The fact that you live in Berkley makes me think you must be kind of liberal, so you must find these kinds of POVs repulsive.

In this day and age, with the corporations and the ultra rich completely subjugating the masses, we don’t need any voices lending themselves to the shrieking chorus of compassionless Neanderthals.

If you don’t know what I mean, try a search for ‘Graeme Frost’.

Blasé humor was funny in the ’80s. What does it say about the world that I was ready to believe that you were serious?

In conclusion, I will note that you copped to it being a joke, and that I may have over-reacted. I guess I have read so much bile and hate that I’m losing my sense of humor. I apologize for painting you with the tar that belongs on the likes of Malkin, Limbaugh, Lowry, et al.

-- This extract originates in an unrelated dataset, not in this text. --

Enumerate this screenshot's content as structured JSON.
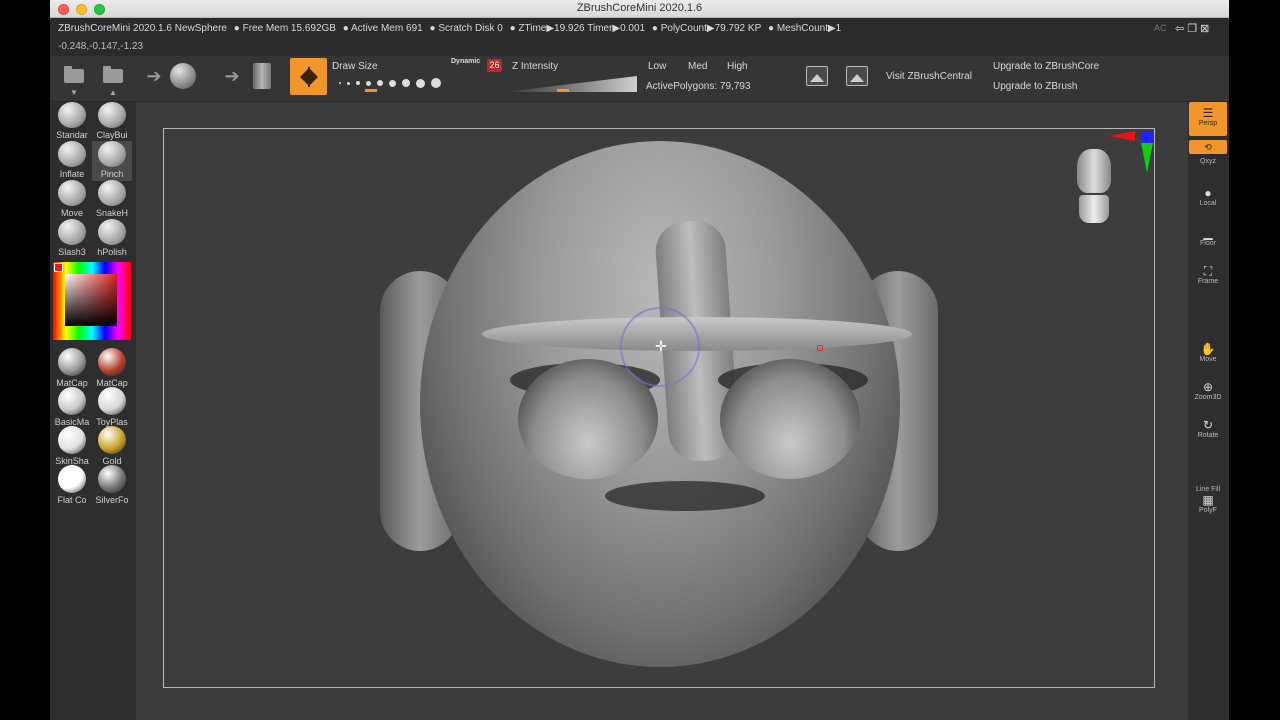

As far as the ‘fool’ thing goes, I guess I will never amount to the intellectual giant that you seem to think you are. C’est la vie…

So I over-reacted to this humorous column, because, as has been noted before, 9/11 signaled the death of irony. I attacked when I should have waited for the response. I was overly sensitive to the message of hate and total contempt for anyone who isn’t rich.

If you know me personally, you probably know I sometimes go off half cocked. But I gotta be me, because the alternative is oblivion.